CHI SE NE OCCUPA? Secondo uno studio di “Mediobanca Securities”, le maggiori banche italiane avrebbero bisogno di 18 miliardi di capitali freschi per stare più tranquille. Potrebbe essere la missione della Cassa Depositi e Prestiti, che gestisce 300 miliardi di euro di capitali, ed è da tempo candidata dai politici a varie missioni impossibili o possibili per salvare l’economia italiana. Il 17 aprile c’è da nominare l’amministratore delegato. L’uscente Giovanni Gorno Tempini va bene alle banche, dalle quali proviene, ma il ministro dello Sviluppo economico Corrado Passera, che pure dalle banche proviene, vorrebbe andarci lui (stando al Sole 24 Ore). Poi ci sono da rinnovare i vertici di Fs, Finmeccanica e Invitalia, per tacere di altre poltrone meno visibili.
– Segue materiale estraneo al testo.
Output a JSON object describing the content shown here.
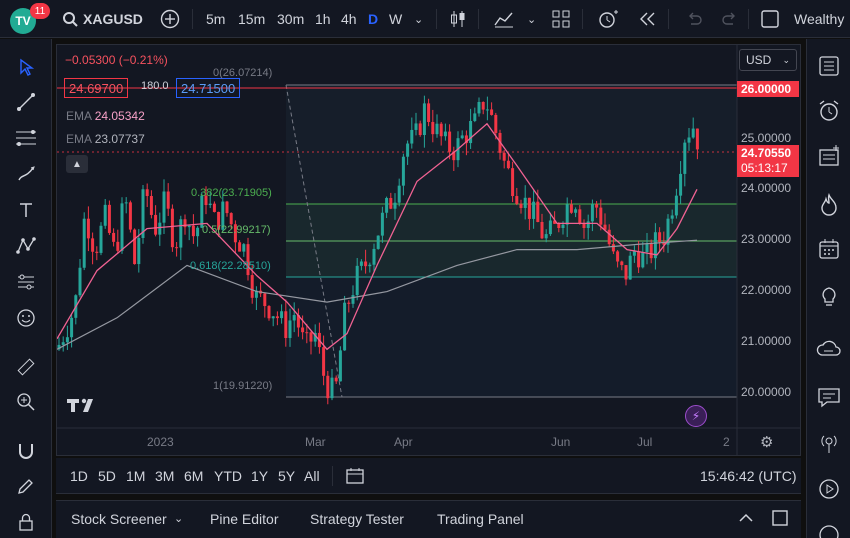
{
  "app": {
    "logo_text": "TV",
    "notifications": "11"
  },
  "toolbar": {
    "symbol": "XAGUSD",
    "intervals": [
      "5m",
      "15m",
      "30m",
      "1h",
      "4h",
      "D",
      "W"
    ],
    "active_interval": "D",
    "account": "Wealthy"
  },
  "legend": {
    "change": "−0.05300 (−0.21%)",
    "bid": "24.69700",
    "spread": "180.0",
    "ask": "24.71500",
    "ema1_label": "EMA",
    "ema1_value": "24.05342",
    "ema2_label": "EMA",
    "ema2_value": "23.07737"
  },
  "fib": {
    "top": "0(26.07214)",
    "l382": "0.382(23.71905)",
    "l5": "0.5(22.99217)",
    "l618": "0.618(22.28510)",
    "bottom": "1(19.91220)"
  },
  "price_axis": {
    "currency": "USD",
    "labels": [
      "25.00000",
      "24.00000",
      "23.00000",
      "22.00000",
      "21.00000",
      "20.00000"
    ],
    "level_tag": "26.00000",
    "last_price": "24.70550",
    "countdown": "05:13:17"
  },
  "time_axis": {
    "labels": [
      "2023",
      "Mar",
      "Apr",
      "Jun",
      "Jul",
      "2"
    ]
  },
  "ranges": {
    "buttons": [
      "1D",
      "5D",
      "1M",
      "3M",
      "6M",
      "YTD",
      "1Y",
      "5Y",
      "All"
    ],
    "clock": "15:46:42 (UTC)"
  },
  "bottom": {
    "tabs": [
      "Stock Screener",
      "Pine Editor",
      "Strategy Tester",
      "Trading Panel"
    ]
  },
  "colors": {
    "up": "#26a69a",
    "down": "#f23645",
    "ema_fast": "#f06292",
    "ema_slow": "#9598a1",
    "fib_green": "#4caf50",
    "fib_teal": "#26a69a"
  },
  "chart_data": {
    "type": "candlestick",
    "symbol": "XAGUSD",
    "timeframe": "D",
    "ylim": [
      19.5,
      26.8
    ],
    "horizontal_levels": [
      26.0,
      23.71905,
      22.99217,
      22.2851,
      19.9122,
      24.7055
    ],
    "path_start": [
      0,
      21.0
    ],
    "close_path": [
      [
        18,
        21.8
      ],
      [
        28,
        23.6
      ],
      [
        38,
        22.9
      ],
      [
        48,
        23.5
      ],
      [
        58,
        22.8
      ],
      [
        68,
        23.9
      ],
      [
        78,
        22.6
      ],
      [
        88,
        24.1
      ],
      [
        98,
        23.3
      ],
      [
        108,
        23.8
      ],
      [
        118,
        23.0
      ],
      [
        128,
        23.6
      ],
      [
        138,
        23.1
      ],
      [
        148,
        24.0
      ],
      [
        158,
        23.4
      ],
      [
        168,
        23.7
      ],
      [
        178,
        23.2
      ],
      [
        188,
        22.9
      ],
      [
        198,
        22.0
      ],
      [
        208,
        21.9
      ],
      [
        218,
        21.7
      ],
      [
        228,
        21.4
      ],
      [
        238,
        21.7
      ],
      [
        248,
        21.0
      ],
      [
        258,
        21.3
      ],
      [
        268,
        20.4
      ],
      [
        278,
        20.1
      ],
      [
        288,
        21.7
      ],
      [
        298,
        22.3
      ],
      [
        308,
        22.6
      ],
      [
        318,
        23.1
      ],
      [
        328,
        23.6
      ],
      [
        338,
        24.0
      ],
      [
        348,
        24.9
      ],
      [
        358,
        25.0
      ],
      [
        368,
        25.6
      ],
      [
        378,
        25.2
      ],
      [
        388,
        24.9
      ],
      [
        398,
        24.8
      ],
      [
        408,
        25.1
      ],
      [
        418,
        25.3
      ],
      [
        428,
        25.8
      ],
      [
        438,
        25.2
      ],
      [
        448,
        24.5
      ],
      [
        458,
        24.1
      ],
      [
        468,
        23.8
      ],
      [
        478,
        23.5
      ],
      [
        488,
        23.1
      ],
      [
        498,
        23.3
      ],
      [
        508,
        23.7
      ],
      [
        518,
        23.9
      ],
      [
        528,
        23.3
      ],
      [
        538,
        23.8
      ],
      [
        548,
        23.3
      ],
      [
        558,
        22.6
      ],
      [
        568,
        22.4
      ],
      [
        578,
        22.9
      ],
      [
        588,
        22.7
      ],
      [
        598,
        23.0
      ],
      [
        608,
        23.2
      ],
      [
        618,
        24.0
      ],
      [
        628,
        25.1
      ],
      [
        638,
        25.3
      ],
      [
        643,
        24.7
      ]
    ],
    "ema_fast_path": [
      [
        0,
        21.2
      ],
      [
        40,
        22.5
      ],
      [
        90,
        23.3
      ],
      [
        150,
        23.4
      ],
      [
        200,
        22.4
      ],
      [
        230,
        21.9
      ],
      [
        270,
        21.0
      ],
      [
        290,
        21.3
      ],
      [
        320,
        22.6
      ],
      [
        360,
        24.2
      ],
      [
        400,
        24.8
      ],
      [
        430,
        25.3
      ],
      [
        460,
        24.5
      ],
      [
        500,
        23.4
      ],
      [
        540,
        23.4
      ],
      [
        570,
        22.9
      ],
      [
        600,
        22.8
      ],
      [
        620,
        23.3
      ],
      [
        640,
        24.05
      ]
    ],
    "ema_slow_path": [
      [
        0,
        21.0
      ],
      [
        60,
        21.6
      ],
      [
        130,
        22.6
      ],
      [
        200,
        22.1
      ],
      [
        270,
        21.9
      ],
      [
        330,
        22.1
      ],
      [
        400,
        22.6
      ],
      [
        460,
        22.9
      ],
      [
        520,
        22.9
      ],
      [
        580,
        23.0
      ],
      [
        640,
        23.08
      ]
    ]
  }
}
Chi decide? Formalmente l’uscente ministro dell’Economia Vittorio Grilli. Ma può una partita così importante toccare a un ministro in uscita? Il rischio è che si decida tutto in qualche ristorante romano con amici e amici degli amici.

CONTI PUBBLICI. Come stanno le casse dello Stato? In campagna elettorale Bersani avanzò il sospetto che qualcuno (cioè il governo di Mario Monti, che infatti se ne adontò) stesse buttando la polvere sotto il tappeto. Il timore che occorra una nuova manovra di tagli e tasse è diffuso. C’è sicuramente da trovare risorse per rifinanziare gli ammortizzatori sociali, sforzo sempre più improbo con i disoccupati ormai a quota 3 milioni. C’è da sciogliere il nodo dell’aumento dell’Iva dal 21 al 22 per cento, appuntamento fissato per il prossimo luglio. Vale 7 miliardi all’anno di maggiori entrate per lo Stato, e una mazzata da 7 miliardi sulle prospettive di ripartenza dell’economia.